Why would I want to be able to make bonbons myself?
Being able to make bonbons, is a skill that you can apply throughout your life. Bonbons are great gifts to give, especially if you made them yourself, to basically anyone for any occasion. Of course, you can also gift them to yourself and experiment your way to creating your perfect bonbon. The variations are only limited to your own imagination. With some practice, you will be able to make something that looks finger-licking good.
What do I need to make my own bonbons?
You will need a bonbon mould and couverture chocolate, preferably a high quality one. The variation possibilities already start here, as you can get different moulds for differently-shaped bonbons and different couverture chocolate for a different taste. Those are the basic things you need, next comes the ingredients for the ganache (=filling) and possibly something to sprinkle on top of the bonbons.
How to make the bonbons?
Tempering the chocolate is an essential step for making a smooth evenly-colored shell for your bonbons and requires you to become a bit of a chemist as you take the chocolate through a temperature curve. We mentioned earlier that you need couverture chocolate as it has additional cocoa butter, which is ideal for tempering.
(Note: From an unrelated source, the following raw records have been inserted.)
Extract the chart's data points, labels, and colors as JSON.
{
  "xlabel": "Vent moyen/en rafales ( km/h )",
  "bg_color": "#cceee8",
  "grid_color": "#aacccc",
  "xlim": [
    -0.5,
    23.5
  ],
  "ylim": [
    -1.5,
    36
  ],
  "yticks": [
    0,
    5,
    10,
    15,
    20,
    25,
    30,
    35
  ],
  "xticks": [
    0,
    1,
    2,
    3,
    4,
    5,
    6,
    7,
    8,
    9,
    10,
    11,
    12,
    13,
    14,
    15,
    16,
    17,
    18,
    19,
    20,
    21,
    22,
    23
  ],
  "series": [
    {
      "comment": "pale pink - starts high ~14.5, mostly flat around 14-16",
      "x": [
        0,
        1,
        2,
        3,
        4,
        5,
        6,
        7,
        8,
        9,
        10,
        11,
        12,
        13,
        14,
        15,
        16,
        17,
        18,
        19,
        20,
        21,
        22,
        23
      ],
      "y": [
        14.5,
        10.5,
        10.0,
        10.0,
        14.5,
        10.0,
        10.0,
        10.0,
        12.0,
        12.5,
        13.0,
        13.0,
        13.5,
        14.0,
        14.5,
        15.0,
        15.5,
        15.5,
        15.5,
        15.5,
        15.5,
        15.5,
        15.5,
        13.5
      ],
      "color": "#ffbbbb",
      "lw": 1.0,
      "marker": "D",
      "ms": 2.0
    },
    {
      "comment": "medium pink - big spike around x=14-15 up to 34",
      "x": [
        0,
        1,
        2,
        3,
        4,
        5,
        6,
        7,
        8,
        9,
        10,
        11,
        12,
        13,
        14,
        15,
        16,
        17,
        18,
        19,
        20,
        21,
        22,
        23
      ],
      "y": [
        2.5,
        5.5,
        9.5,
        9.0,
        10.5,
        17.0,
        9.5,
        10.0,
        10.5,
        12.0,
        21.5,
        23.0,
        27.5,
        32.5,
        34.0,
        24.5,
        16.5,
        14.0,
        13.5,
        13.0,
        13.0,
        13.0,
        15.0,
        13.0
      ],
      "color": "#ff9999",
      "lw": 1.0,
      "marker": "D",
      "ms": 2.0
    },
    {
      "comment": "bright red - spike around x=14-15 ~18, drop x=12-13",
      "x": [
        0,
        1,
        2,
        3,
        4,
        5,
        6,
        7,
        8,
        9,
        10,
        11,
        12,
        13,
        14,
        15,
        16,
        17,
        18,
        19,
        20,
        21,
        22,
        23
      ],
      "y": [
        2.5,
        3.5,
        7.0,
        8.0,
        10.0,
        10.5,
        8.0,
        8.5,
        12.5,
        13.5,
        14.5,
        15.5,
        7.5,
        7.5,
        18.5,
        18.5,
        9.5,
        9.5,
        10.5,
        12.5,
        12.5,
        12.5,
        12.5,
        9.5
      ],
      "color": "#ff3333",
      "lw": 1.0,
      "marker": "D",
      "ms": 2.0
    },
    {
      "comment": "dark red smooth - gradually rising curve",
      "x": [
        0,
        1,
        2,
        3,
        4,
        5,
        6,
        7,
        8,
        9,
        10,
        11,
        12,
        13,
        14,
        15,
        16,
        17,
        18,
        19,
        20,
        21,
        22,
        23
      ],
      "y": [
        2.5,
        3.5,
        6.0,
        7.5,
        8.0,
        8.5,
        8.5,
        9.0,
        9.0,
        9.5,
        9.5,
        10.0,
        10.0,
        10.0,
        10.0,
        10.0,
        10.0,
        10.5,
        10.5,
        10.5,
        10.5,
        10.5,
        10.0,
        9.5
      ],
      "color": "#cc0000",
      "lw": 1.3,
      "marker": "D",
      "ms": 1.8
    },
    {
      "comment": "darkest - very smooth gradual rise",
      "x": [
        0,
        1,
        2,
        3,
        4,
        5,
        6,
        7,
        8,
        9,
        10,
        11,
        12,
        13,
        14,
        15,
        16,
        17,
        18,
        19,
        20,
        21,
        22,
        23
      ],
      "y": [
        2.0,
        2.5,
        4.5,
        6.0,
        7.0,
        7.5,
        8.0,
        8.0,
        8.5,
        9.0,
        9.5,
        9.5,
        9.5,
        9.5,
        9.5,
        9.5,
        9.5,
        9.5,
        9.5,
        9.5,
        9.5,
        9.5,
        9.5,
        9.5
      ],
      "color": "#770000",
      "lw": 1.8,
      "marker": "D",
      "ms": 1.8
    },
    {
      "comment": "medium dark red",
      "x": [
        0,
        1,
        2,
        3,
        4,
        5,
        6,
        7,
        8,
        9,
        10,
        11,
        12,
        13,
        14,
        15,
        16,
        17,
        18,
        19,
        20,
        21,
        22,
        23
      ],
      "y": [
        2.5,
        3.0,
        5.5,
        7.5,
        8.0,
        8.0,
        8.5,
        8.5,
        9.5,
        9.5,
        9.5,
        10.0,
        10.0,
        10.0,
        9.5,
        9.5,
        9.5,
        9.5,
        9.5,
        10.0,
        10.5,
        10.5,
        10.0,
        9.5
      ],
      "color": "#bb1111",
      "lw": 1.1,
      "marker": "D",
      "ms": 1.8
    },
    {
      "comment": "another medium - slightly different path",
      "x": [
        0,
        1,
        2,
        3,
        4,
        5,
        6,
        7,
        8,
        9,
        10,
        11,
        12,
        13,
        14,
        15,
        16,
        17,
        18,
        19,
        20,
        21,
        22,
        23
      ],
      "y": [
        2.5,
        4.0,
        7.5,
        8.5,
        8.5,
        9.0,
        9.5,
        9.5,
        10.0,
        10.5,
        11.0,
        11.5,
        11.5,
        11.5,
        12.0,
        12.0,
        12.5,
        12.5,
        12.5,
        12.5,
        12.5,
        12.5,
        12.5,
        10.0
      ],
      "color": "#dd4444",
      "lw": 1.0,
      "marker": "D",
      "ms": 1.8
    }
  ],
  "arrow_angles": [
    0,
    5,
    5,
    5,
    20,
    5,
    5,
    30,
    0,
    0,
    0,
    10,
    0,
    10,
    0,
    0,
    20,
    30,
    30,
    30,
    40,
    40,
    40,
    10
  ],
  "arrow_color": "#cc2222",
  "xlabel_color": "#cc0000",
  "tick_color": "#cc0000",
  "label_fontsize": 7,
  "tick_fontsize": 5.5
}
What you need is a medium-sized pot for heating water, a metal bowl that fits inside the pot and a rubber or silicone spatula. First, heat the water and bring it to simmer, then turn off the heat. Second, put 2/3 of your chocolate inside the bowl and place the bowl inside the simmering water. Water ruins the process, so make sure to use a dry bowl and don’t let any water from the pot enter the bowl. Do not stir until the chocolate is 2/3 melted, allowing it to melt further. Third, if melted, remove the bowl and place it on a kitchen towel, then stir in the remaining 1/3 of your chocolate. This is called seeding. As your mixture starts to cool down, make sure there are no solid pieces of chocolate left in the bowl.
The chocolate should be below your body temperature and you can check by holding the spatula against your lower lip or just above your wrist on the inside of your arm. If it feels refreshing, the chocolate is at the right temperature and so you can get your chocolate mould out (to be precise, the chocolate should be cooled down to 32 degrees Celsius). Pour your chocolate into the moulds by using a teaspoon or a piping bag, do not fill more than half. Then put the mould into the fridge and regularly check to see whether the chocolate has hardened. Then add the ganache, again do not fill the mould completely as the final step is to add another layer of melted chocolate. Return to the fridge once again until they are hardened. Once they are ready, store in a cool, dry place (not the fridge!).
Your ganache can be anything and so we do not describe how to make that. Instead, we recommend to experiment until you find a combination of flavours that you absolutely love.